Once connected, just run your POP3-compliant e-mail program--no setting changes are required. Tenzing recommends that people who leave POP3 e-mail on a server use its Web-based POP3 client to prevent messages from reloading once the plane is back on the ground.
Requests to send and receive e-mail are intercepted by the onboard server, which retrieves the mail from your ISP on the ground--but at the same poky 10-kbps rate of a seat-back phone. Tenzing does not eliminate the wait, but it does make it less annoying.
When you first request your mail, the onboard server advises you to check back in several minutes. During that time it slowly retrieves the mail from your ISP. When you check again, the server transfers the mail to your laptop at the zippier 56-kbps speed. Total download time may be the same, but you're not watching the mail trickle in. In my test on a flight from Los Angeles to Toronto, I sent a message to a cousin in Geneva, Switzerland, and received a response within 15 minutes.

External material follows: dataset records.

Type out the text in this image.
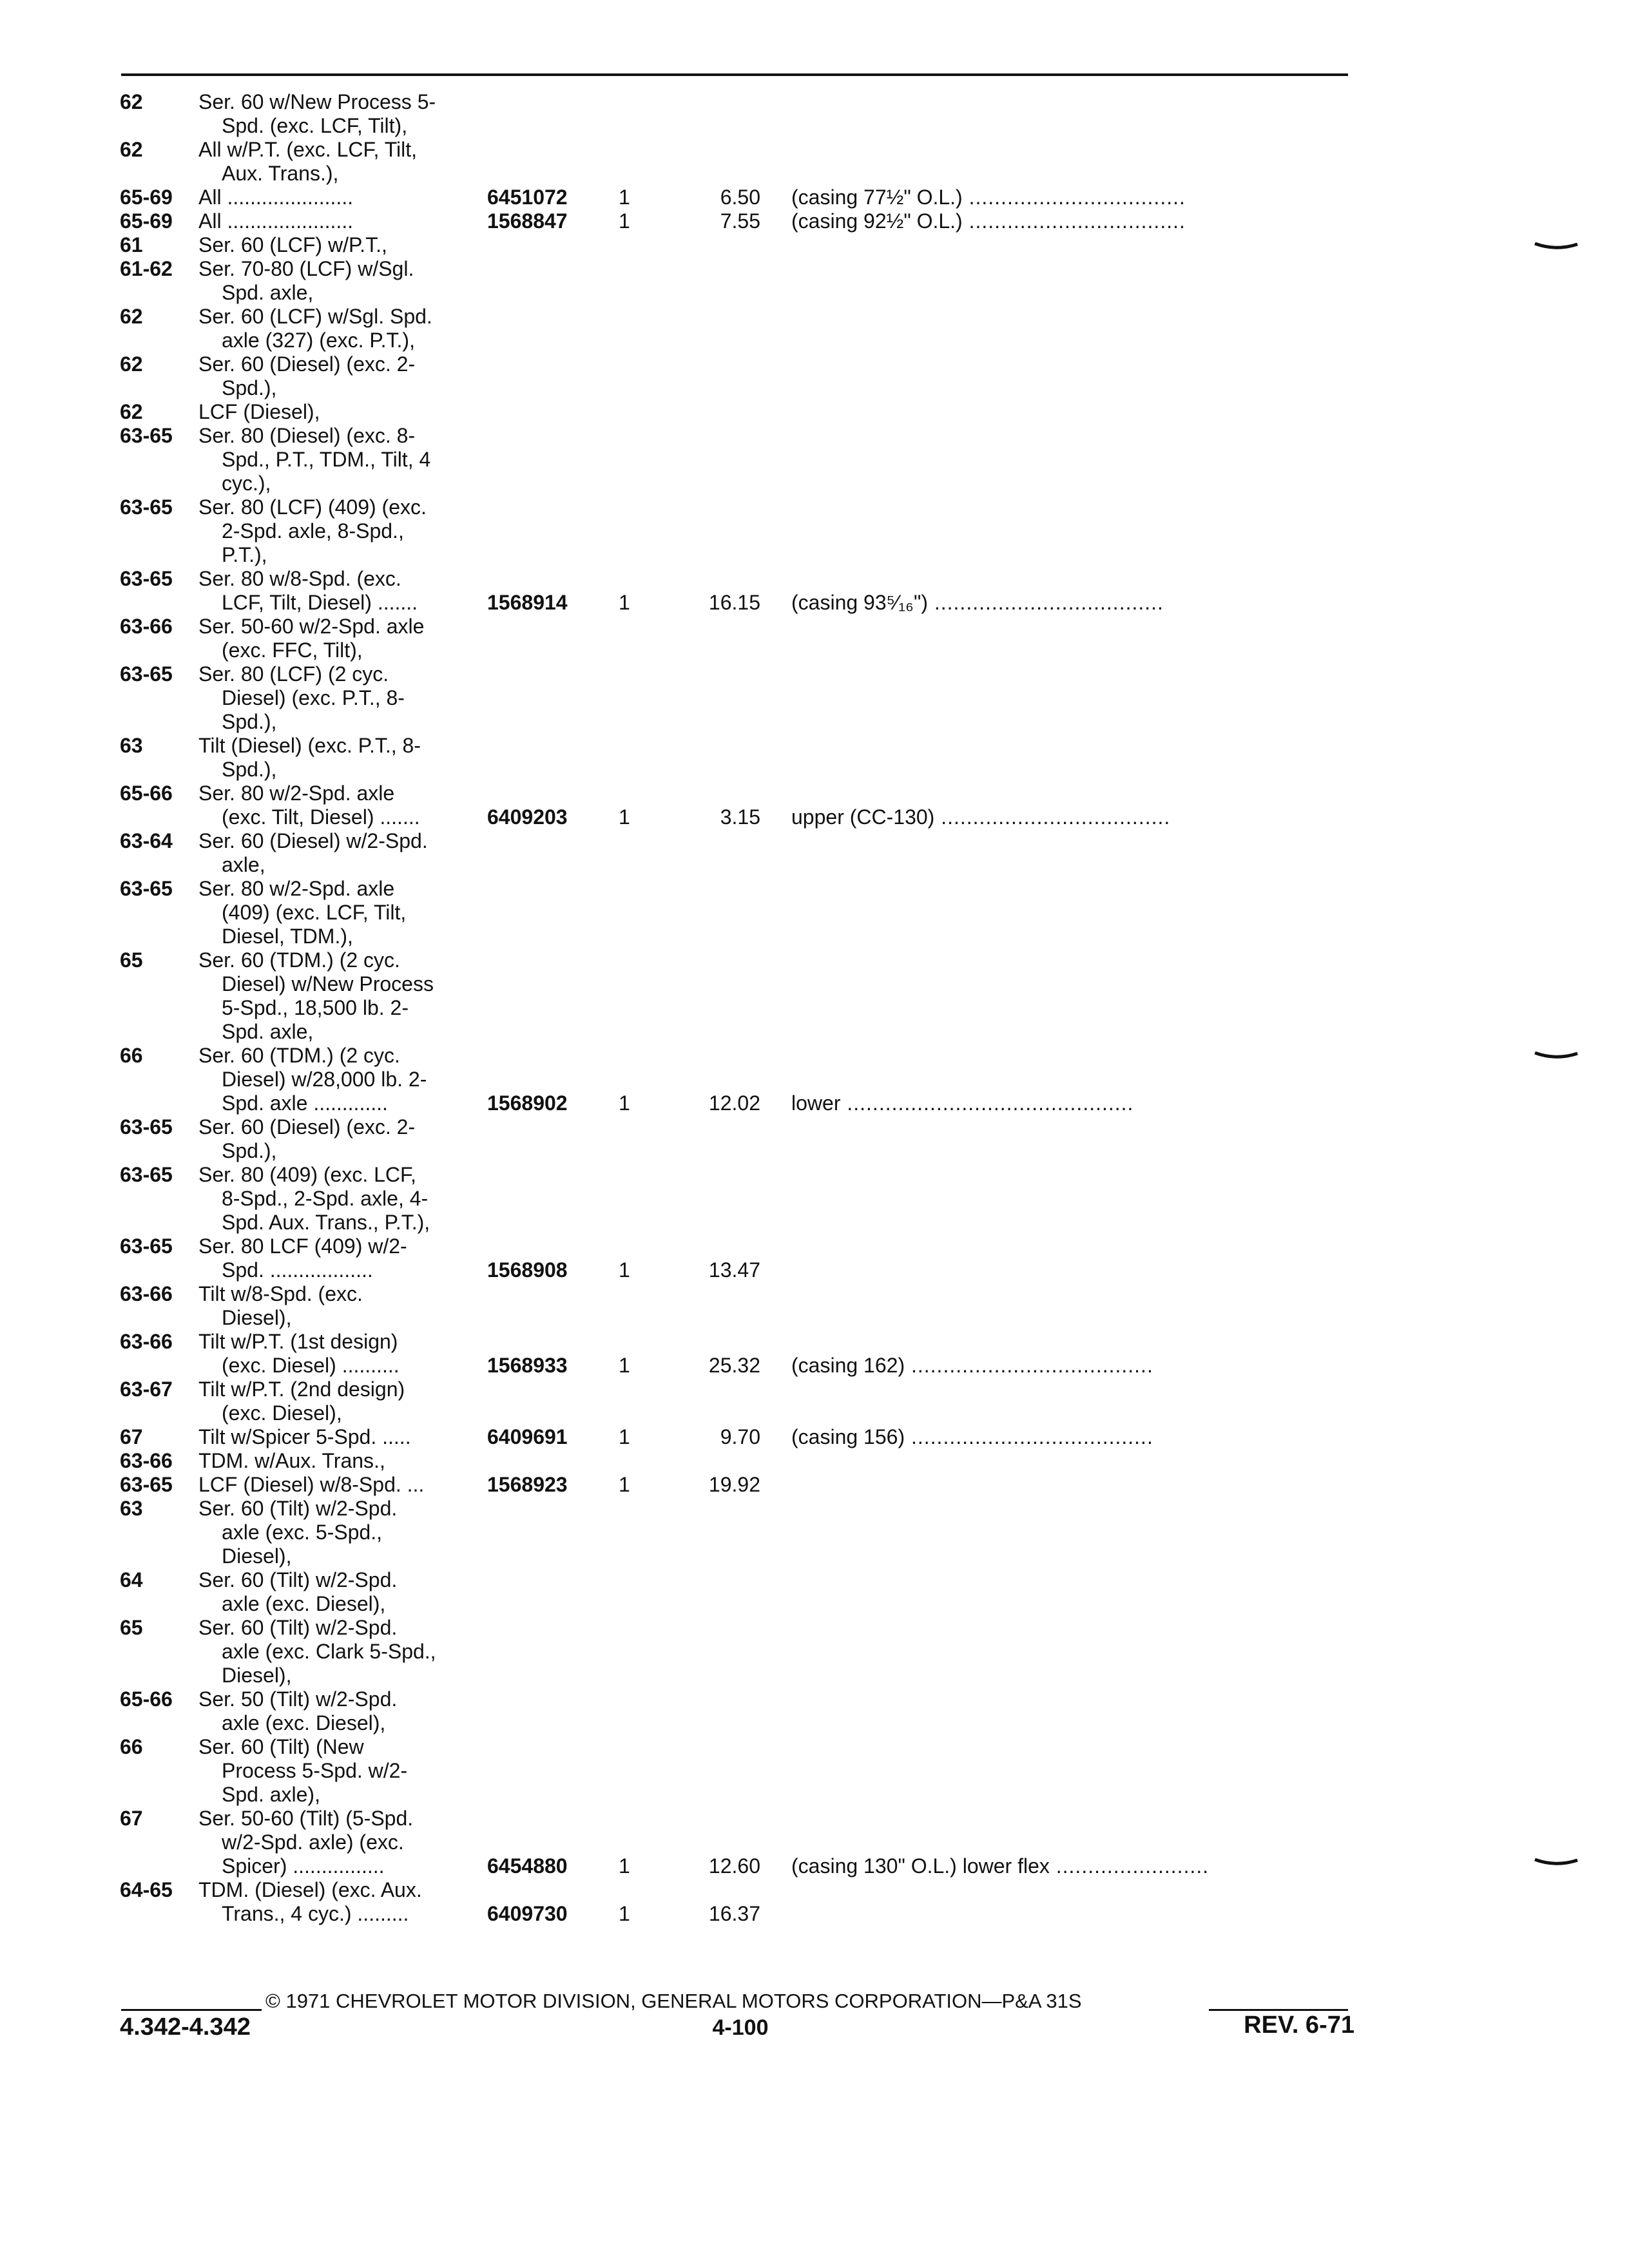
62	Ser. 60 w/New Process 5-
Spd. (exc. LCF, Tilt),
62	All w/P.T. (exc. LCF, Tilt,
Aux. Trans.),
65-69 All ......................	6451072 1	6.50 (casing 77½" O.L.) ..................................
65-69 All ......................	1568847 1	7.55 (casing 92½" O.L.) ..................................
61	Ser. 60 (LCF) w/P.T.,
61-62 Ser. 70-80 (LCF) w/Sgl.
Spd. axle,
62	Ser. 60 (LCF) w/Sgl. Spd.
axle (327) (exc. P.T.),
62	Ser. 60 (Diesel) (exc. 2-
Spd.),
62	LCF (Diesel),
63-65 Ser. 80 (Diesel) (exc. 8-
Spd., P.T., TDM., Tilt, 4
cyc.),
63-65 Ser. 80 (LCF) (409) (exc.
2-Spd. axle, 8-Spd.,
P.T.),
63-65 Ser. 80 w/8-Spd. (exc.
LCF, Tilt, Diesel) .......	1568914 1	16.15 (casing 93⁵⁄₁₆") ....................................
63-66 Ser. 50-60 w/2-Spd. axle
(exc. FFC, Tilt),
63-65 Ser. 80 (LCF) (2 cyc.
Diesel) (exc. P.T., 8-
Spd.),
63	Tilt (Diesel) (exc. P.T., 8-
Spd.),
65-66 Ser. 80 w/2-Spd. axle
(exc. Tilt, Diesel) .......	6409203 1	3.15 upper (CC-130) ....................................
63-64 Ser. 60 (Diesel) w/2-Spd.
axle,
63-65 Ser. 80 w/2-Spd. axle
(409) (exc. LCF, Tilt,
Diesel, TDM.),
65	Ser. 60 (TDM.) (2 cyc.
Diesel) w/New Process
5-Spd., 18,500 lb. 2-
Spd. axle,
66	Ser. 60 (TDM.) (2 cyc.
Diesel) w/28,000 lb. 2-
Spd. axle .............	1568902 1	12.02 lower .............................................
63-65 Ser. 60 (Diesel) (exc. 2-
Spd.),
63-65 Ser. 80 (409) (exc. LCF,
8-Spd., 2-Spd. axle, 4-
Spd. Aux. Trans., P.T.),
63-65 Ser. 80 LCF (409) w/2-
Spd. ..................	1568908 1	13.47
63-66 Tilt w/8-Spd. (exc.
Diesel),
63-66 Tilt w/P.T. (1st design)
(exc. Diesel) ..........	1568933 1	25.32 (casing 162) ......................................
63-67 Tilt w/P.T. (2nd design)
(exc. Diesel),
67	Tilt w/Spicer 5-Spd. .....	6409691 1	9.70 (casing 156) ......................................
63-66 TDM. w/Aux. Trans.,
63-65 LCF (Diesel) w/8-Spd. ...	1568923 1	19.92
63	Ser. 60 (Tilt) w/2-Spd.
axle (exc. 5-Spd.,
Diesel),
64	Ser. 60 (Tilt) w/2-Spd.
axle (exc. Diesel),
65	Ser. 60 (Tilt) w/2-Spd.
axle (exc. Clark 5-Spd.,
Diesel),
65-66 Ser. 50 (Tilt) w/2-Spd.
axle (exc. Diesel),
66	Ser. 60 (Tilt) (New
Process 5-Spd. w/2-
Spd. axle),
67	Ser. 50-60 (Tilt) (5-Spd.
w/2-Spd. axle) (exc.
Spicer) ................	6454880 1	12.60 (casing 130" O.L.) lower flex ........................
64-65 TDM. (Diesel) (exc. Aux.
Trans., 4 cyc.) .........	6409730 1	16.37
© 1971 CHEVROLET MOTOR DIVISION, GENERAL MOTORS CORPORATION—P&A 31S
4.342-4.342	4-100	REV. 6-71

The Tenzing server doesn't automatically retrieve long messages and file attachments (the size limit was 75KB on Air Canada but varies among airlines). Instead, it notifies you of oversize messages, and lets you retrieve them if necessary. Since Tenzing's fees will be based on bandwidth usage, holding off on large files can save both money and time.
Tenzing hadn't finalized its pricing at press time, but it estimates you'll pay $5 to $20 to download up to 500KB of mail (and to send a similar quantity) during a day's travel. The 45 messages that I downloaded totaled 182KB.
Limited Web Access
Even non-Tenzing customers can do some very limited Web browsing--mostly of edited pages from Tenzing's partner sites, cached on the server prior to flight time. (Tenzing does update some news pages during the flight.)

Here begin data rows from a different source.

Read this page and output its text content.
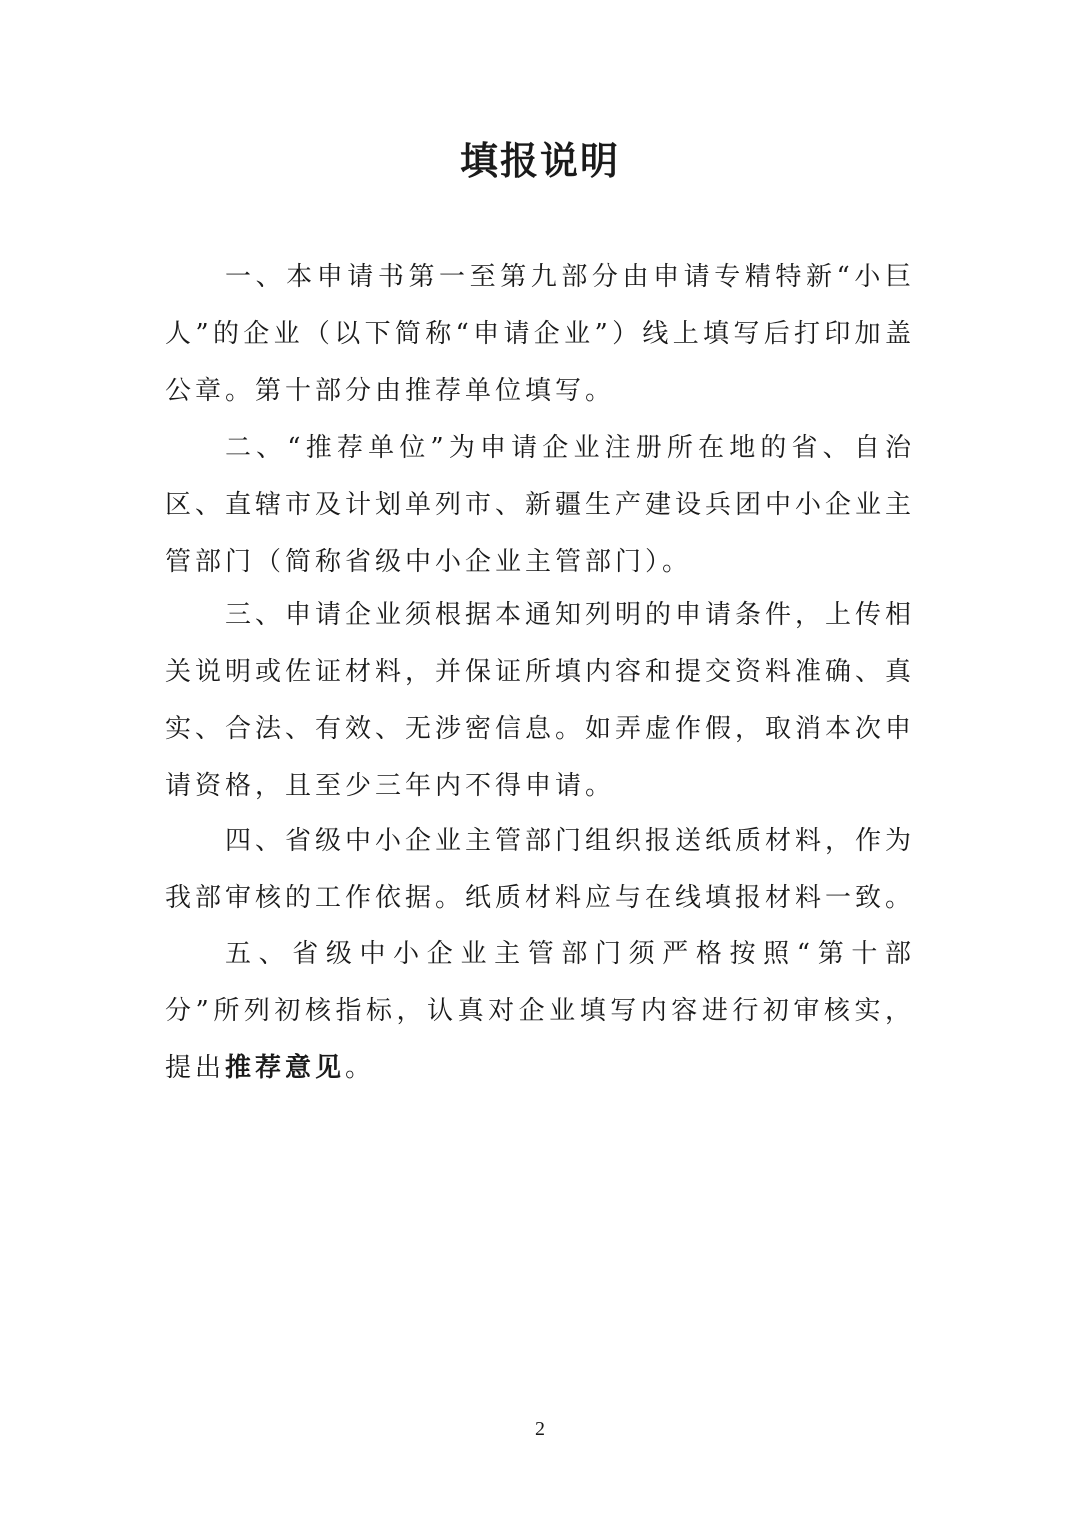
填报说明

一、本申请书第一至第九部分由申请专精特新“小巨人”的企业（以下简称“申请企业”）线上填写后打印加盖公章。第十部分由推荐单位填写。

二、“推荐单位”为申请企业注册所在地的省、自治区、直辖市及计划单列市、新疆生产建设兵团中小企业主管部门（简称省级中小企业主管部门）。

三、申请企业须根据本通知列明的申请条件，上传相关说明或佐证材料，并保证所填内容和提交资料准确、真实、合法、有效、无涉密信息。如弄虚作假，取消本次申请资格，且至少三年内不得申请。

四、省级中小企业主管部门组织报送纸质材料，作为我部审核的工作依据。纸质材料应与在线填报材料一致。

五、省级中小企业主管部门须严格按照“第十部分”所列初核指标，认真对企业填写内容进行初审核实，提出推荐意见。

2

In addition to Cathay Pacific--and the trials on Air Canada and SAS--Tenzing's customers so far include Virgin Atlantic and Singapore Airlines.
Interest in in-flight Internet access could pick up with the expected introduction, in the next year or two, of faster air-to-ground radio communications that would permit real-time Net access. Boeing says it's talking to some 30 carriers about Connexion, a satellite-based broadband service slated for a 2002 commercial-airline rollout. Tenzing says its hardware is easily upgradable when faster radios arrive.
But Forrester Research senior analyst Henry Harteveldt believes that an explosion of fast in-flight Internet access isn't likely anytime soon, given the airline industry's historically cautious attitude toward new technology.
"A few years down the road, in-flight e-mail and Web access and entertainment could be very popular if [those services are] priced right," Harteveldt says. "But it will be a rough year or two as they get things launched."